The lack of opportunities for different events will be felt disproportionately around the world. In some countries, it is likely that YOG athletes will not have opportunities to compete in other high-level events or maintain access to facilities without a showpiece to look forward to like a Youth Olympics.
Eric Legg, a professor at Arizona State University who studies community sport experiences, told FiveThirtyEight that the event’s postponement will certainly be a “big disappointment” for all athletes who were looking to go to Dakar this year. However, broadly speaking, the YOG has not increased sports participation around the world as much as its creators had hoped.
Without an event in this cycle, the empty space could give sport organizations the chance to look at the overall landscape and make adjustments needed to fill the void more comprehensively to help foster a supportive and robust environment for youth athletes — that is, if those organizations choose to invest the resources. Also, promoting goals and accomplishments that athletes can reach below the YOG will make both the YOG and the Olympics more attainable and help athletes stay involved in sports longer, so they aren’t discouraged by not being on the elite athlete pipeline.
“There are a small number of youth who are interested and capable of competing at elite levels,” Jon Solomon, editorial director of the Sports & Society Program at The Aspen Institute, told FiveThirtyEight. “The challenge is that in our society’s quest to keep up, we’ve created a youth sports system that leaves too many children behind due to income and ability.”
With a gap in the YOG timeline afforded by the postponement to Dakar 2026, and no events scheduled except the 2024 Winter edition in Gangwon, South Korea, this postponement could afford an opportunity for the organization to rethink its place in the youth sports landscape. Some investments in high-level youth events have been made at the continental level, but an examination of the effects of these events on grassroots youth sports is warranted.
“The race to the top among youth athletes has created a divide in who has access to sports. Like much of society, our sports opportunities for kids have become the haves versus the have-nots based on affordability and ability,” Solomon said. “If you don’t have those resources, there are fewer and fewer options in recent decades for affordable, quality, local sports opportunities.”
Fewer and fewer options put stress on events like the YOG to live up to its mandate of getting more people interested in sport, competing at a high level and learning more about each other and the values of the Olympics.
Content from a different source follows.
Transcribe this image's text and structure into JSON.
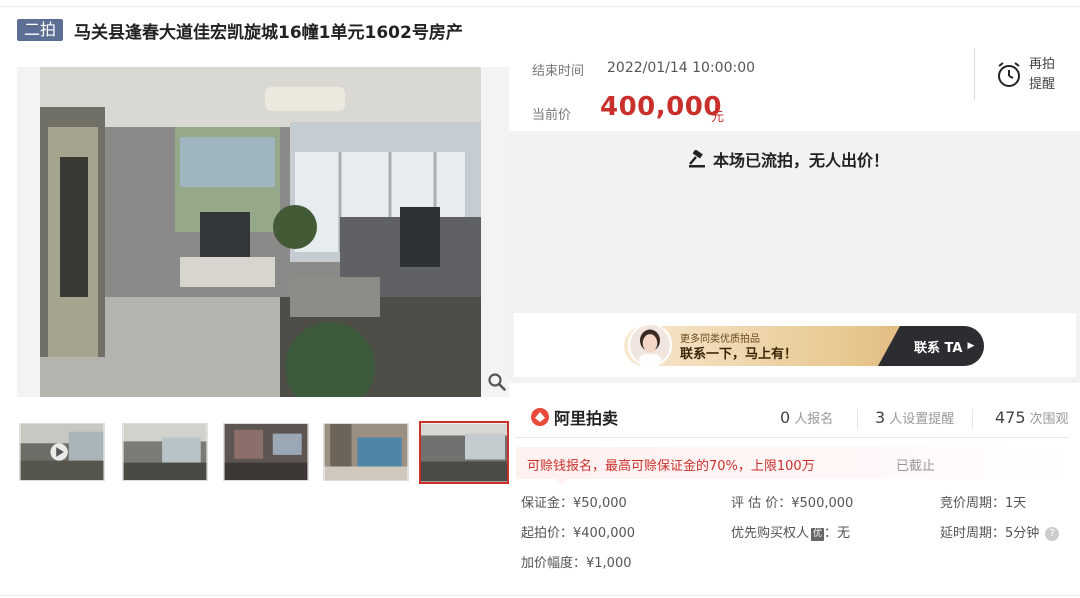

The YOG has been successful in its mission as it continues to grow in size, incorporate new events and provide high-level opportunities for athletes in smaller, less-funded countries. Keeping the Games in Dakar in four years guarantees the IOC will fulfill its mission of bringing an Olympic event to Africa.
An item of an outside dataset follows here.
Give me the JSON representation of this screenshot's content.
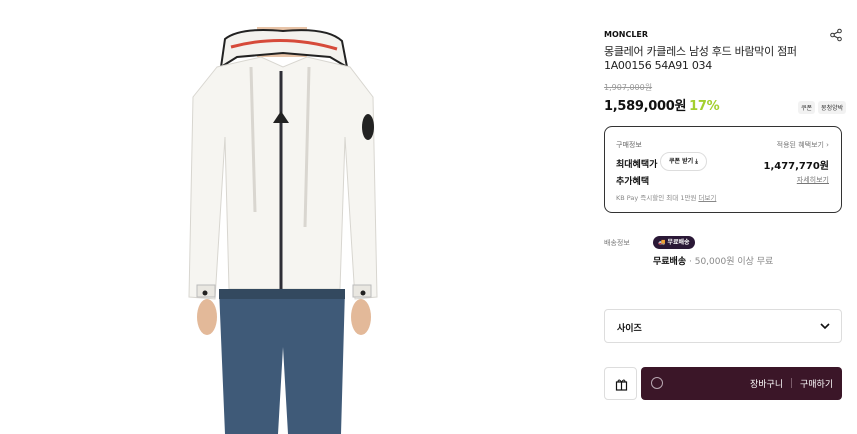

Until that happens, the IOC says it plans to distribute its educational program to international federations and continental organizers so that these bodies can use them in youth-level championships that are still taking place this year. Even without a YOG to train for, these events are essential to “allow [athletes] to continue to develop their sporting careers at the elite level,” the spokesperson said. “The IOC and Senegal understood that the postponement of Dakar 2022 was disappointing for many young athletes. Both parties can only appeal to their understanding.”